Galleria Anna Marra is pleased to reopen its doors by presenting Viewing Room # 1. Human / Nature with works by Faig Ahmed (Sumqayit, Azerbaijan 1982), Paula Cortazar (Monterrey, Mexico 1991) and Maria Elisabetta Novello (Vicenza, Italy 1974); three international artists who work with everyday elements, generating new visions on secular cultures and on the link between Man and Nature.
Faig Ahmed experiments with traditional materials and colors, such as the rug weavings in Azerbaijan or Indian embroidery. He is well known for his conceptual works that utilize traditional decorative craft and the visual language of carpets, to translate it into contemporary sculptural works of art. Ahmed is among a new wave of artists exploring crafts in innovative ways to produce works that break away from conventions associated with the craft by bringing it into an art historical context.
Paula Cortazar explores the territories observing how natural elements - water, wind, time, drought - create energy wrinkles in places and constantly modify them. The artist works on the energy present in nature and then encodes it and engraves it on the surfaces of rocks, wood or paper. The sign / imprint in his works often recalls the vital flows that flow in our body, creating a bridge, a common language between human being and the environment. As can be seen from the two sculptures on display, both made of alabaster, Cortazar's work is mainly based on the research of drawing in nature. It is the tool that allows the artist to highlight and interpret the hidden graphic code of a tree or a river. This repetition of lines is for her the visual proof that every element that surrounds us is part of a whole. In this way, the drawing functions as a personal translation of a much more complex language.

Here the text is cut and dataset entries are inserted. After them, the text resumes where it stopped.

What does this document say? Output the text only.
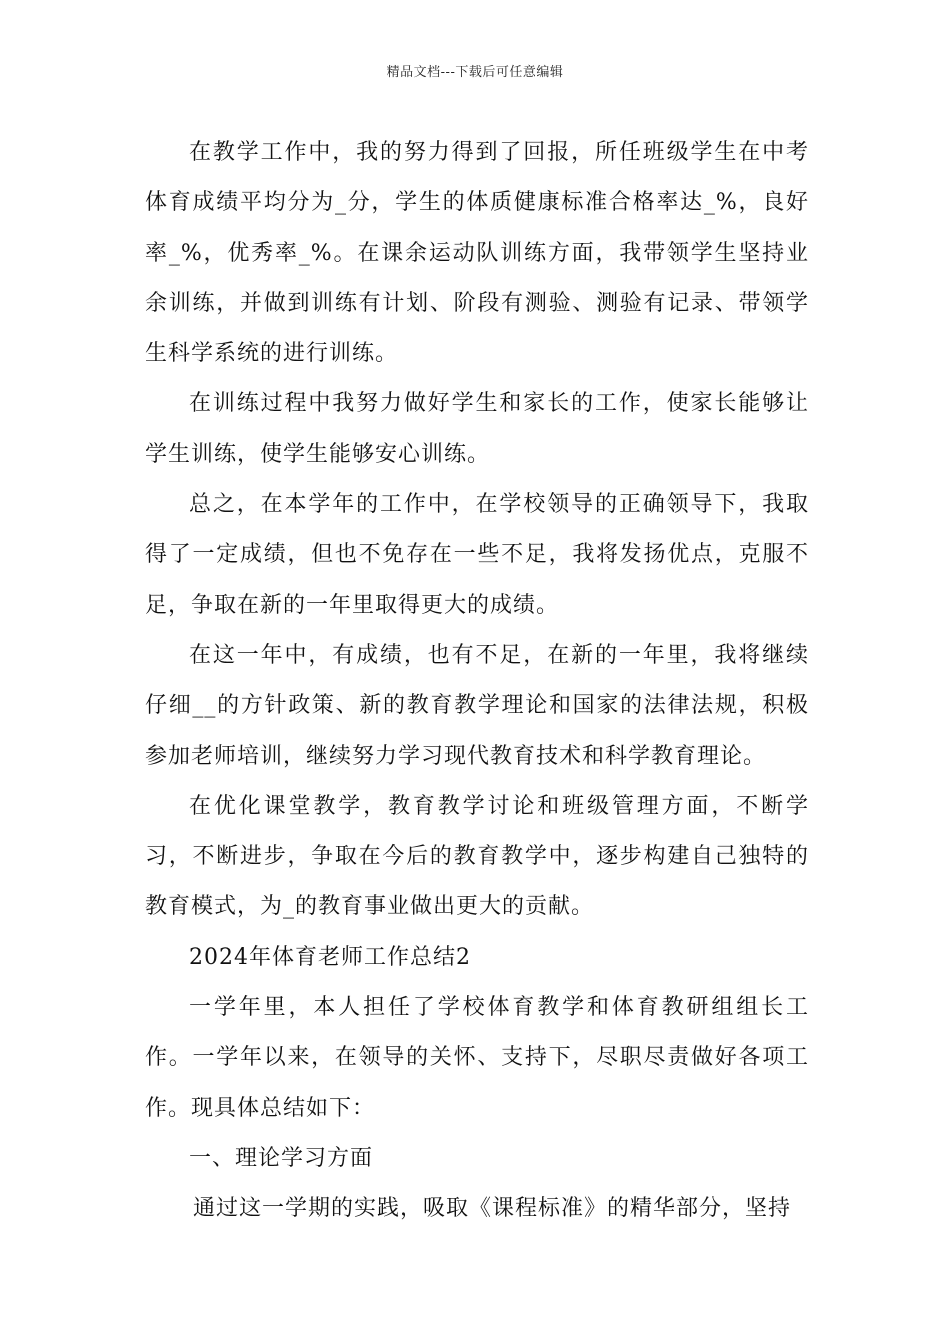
精品文档---下载后可任意编辑

在教学工作中，我的努力得到了回报，所任班级学生在中考体育成绩平均分为_分，学生的体质健康标准合格率达_%，良好率_%，优秀率_%。在课余运动队训练方面，我带领学生坚持业余训练，并做到训练有计划、阶段有测验、测验有记录、带领学生科学系统的进行训练。

在训练过程中我努力做好学生和家长的工作，使家长能够让学生训练，使学生能够安心训练。

总之，在本学年的工作中，在学校领导的正确领导下，我取得了一定成绩，但也不免存在一些不足，我将发扬优点，克服不足，争取在新的一年里取得更大的成绩。

在这一年中，有成绩，也有不足，在新的一年里，我将继续仔细__的方针政策、新的教育教学理论和国家的法律法规，积极参加老师培训，继续努力学习现代教育技术和科学教育理论。

在优化课堂教学，教育教学讨论和班级管理方面，不断学习，不断进步，争取在今后的教育教学中，逐步构建自己独特的教育模式，为_的教育事业做出更大的贡献。

2024年体育老师工作总结2

一学年里，本人担任了学校体育教学和体育教研组组长工作。一学年以来，在领导的关怀、支持下，尽职尽责做好各项工作。现具体总结如下：

一、理论学习方面

通过这一学期的实践，吸取《课程标准》的精华部分，坚持
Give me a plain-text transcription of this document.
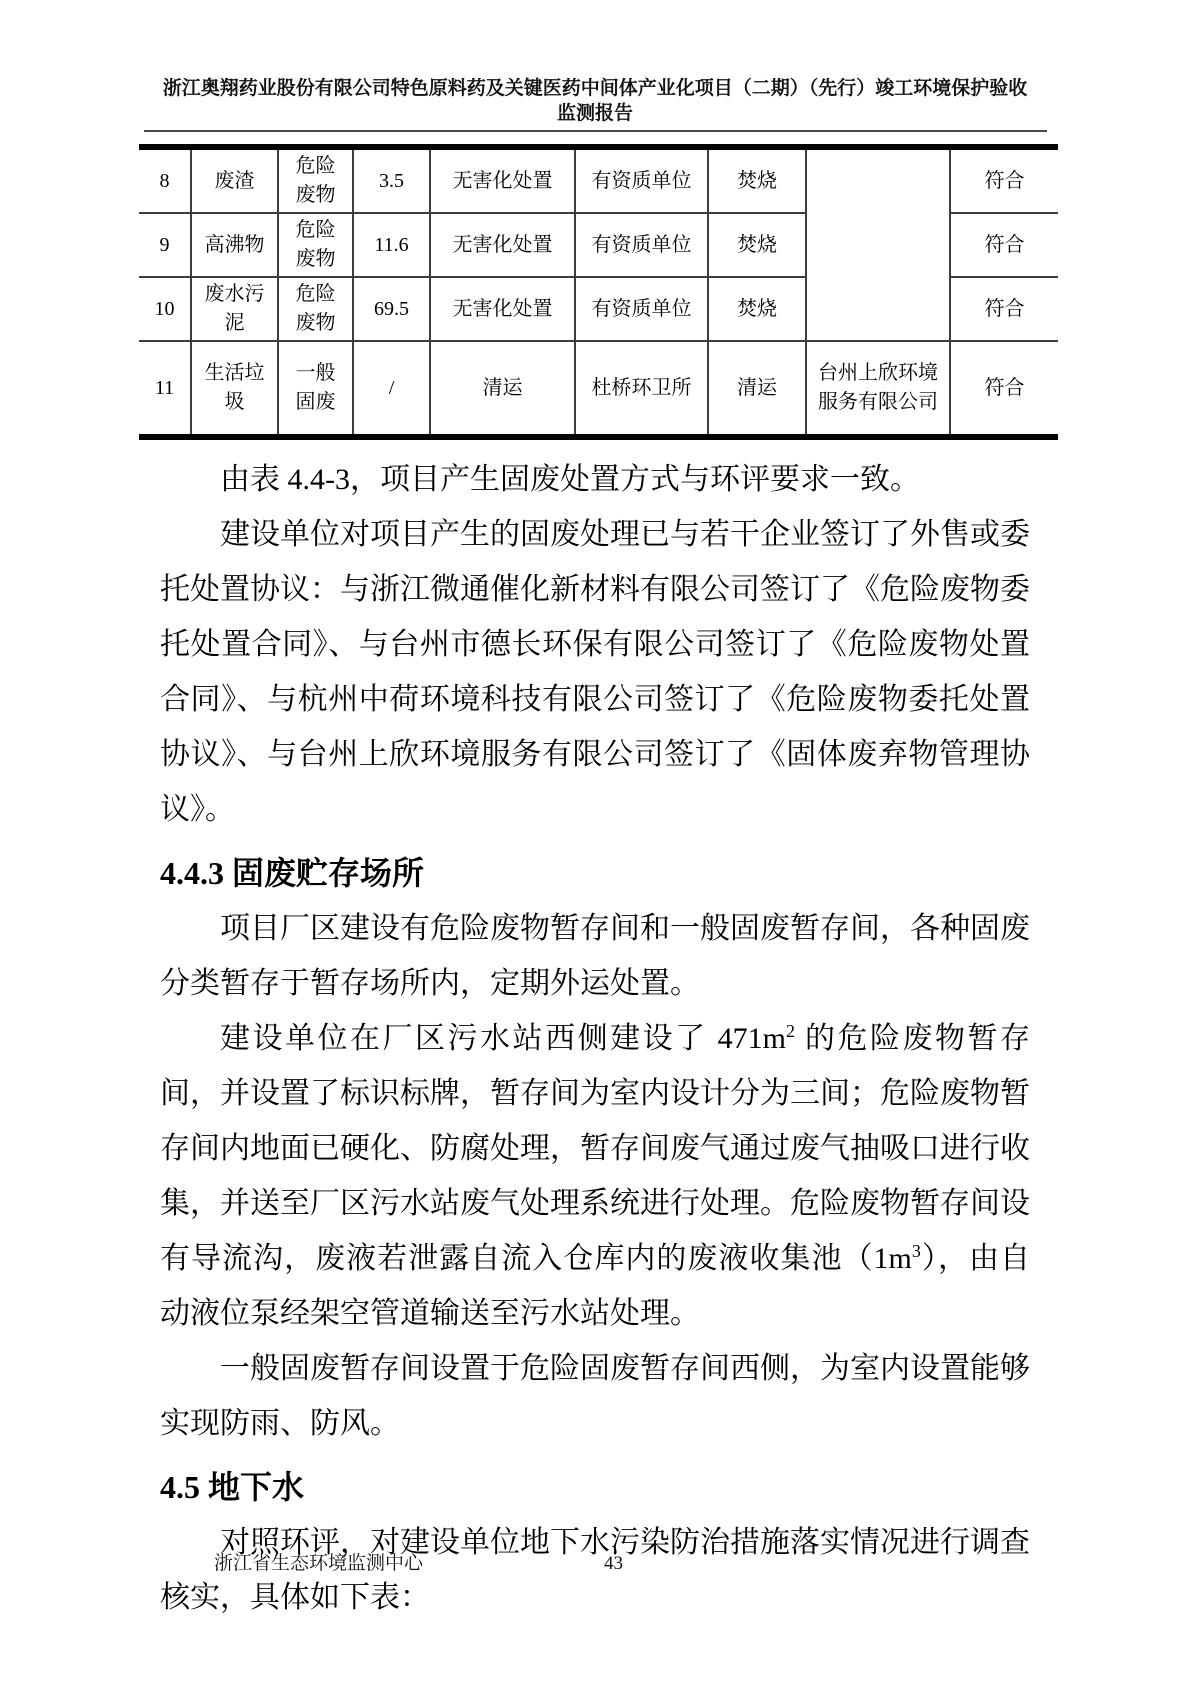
浙江奥翔药业股份有限公司特色原料药及关键医药中间体产业化项目（二期）（先行）竣工环境保护验收
监测报告
8	废渣	危险废物	3.5	无害化处置	有资质单位	焚烧		符合
9	高沸物	危险废物	11.6	无害化处置	有资质单位	焚烧		符合
10	废水污泥	危险废物	69.5	无害化处置	有资质单位	焚烧		符合
11	生活垃圾	一般固废	/	清运	杜桥环卫所	清运	台州上欣环境服务有限公司	符合

由表 4.4-3，项目产生固废处置方式与环评要求一致。

建设单位对项目产生的固废处理已与若干企业签订了外售或委托处置协议：与浙江微通催化新材料有限公司签订了《危险废物委托处置合同》、与台州市德长环保有限公司签订了《危险废物处置合同》、与杭州中荷环境科技有限公司签订了《危险废物委托处置协议》、与台州上欣环境服务有限公司签订了《固体废弃物管理协议》。

4.4.3 固废贮存场所

项目厂区建设有危险废物暂存间和一般固废暂存间，各种固废分类暂存于暂存场所内，定期外运处置。

建设单位在厂区污水站西侧建设了 $471m^2$ 的危险废物暂存间，并设置了标识标牌，暂存间为室内设计分为三间；危险废物暂存间内地面已硬化、防腐处理，暂存间废气通过废气抽吸口进行收集，并送至厂区污水站废气处理系统进行处理。危险废物暂存间设有导流沟，废液若泄露自流入仓库内的废液收集池$(1m^3)$，由自动液位泵经架空管道输送至污水站处理。

一般固废暂存间设置于危险固废暂存间西侧，为室内设置能够实现防雨、防风。

4.5 地下水

对照环评，对建设单位地下水污染防治措施落实情况进行调查核实，具体如下表：

浙江省生态环境监测中心	43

Maria Elisabetta Novello's personal research is on memory and the passage of time. He proceeds with small changes, working on absence. The artist runs and travels through places, experiences spaces and their transformations, collecting dust along his path and testimonies of the present, as well as those of the past. In this cycle entitled INSTANTS, the artist chooses to investigate some specific places, more or less delimited, and collects the deposited dust, then conserving it between glass plates that recall, in their specific shape and materials, large glass laboratory, with the samples stored in them ready to be analyzed under the microscope.Novello's choice to use non-canonical materials, even inconsistent and volatile, difficult to work with and fix, such as ash and dust, stimulates reflection on the perspective of knowledge, on the dualism between material and immaterial, tangible and intangible, individual and cosmos.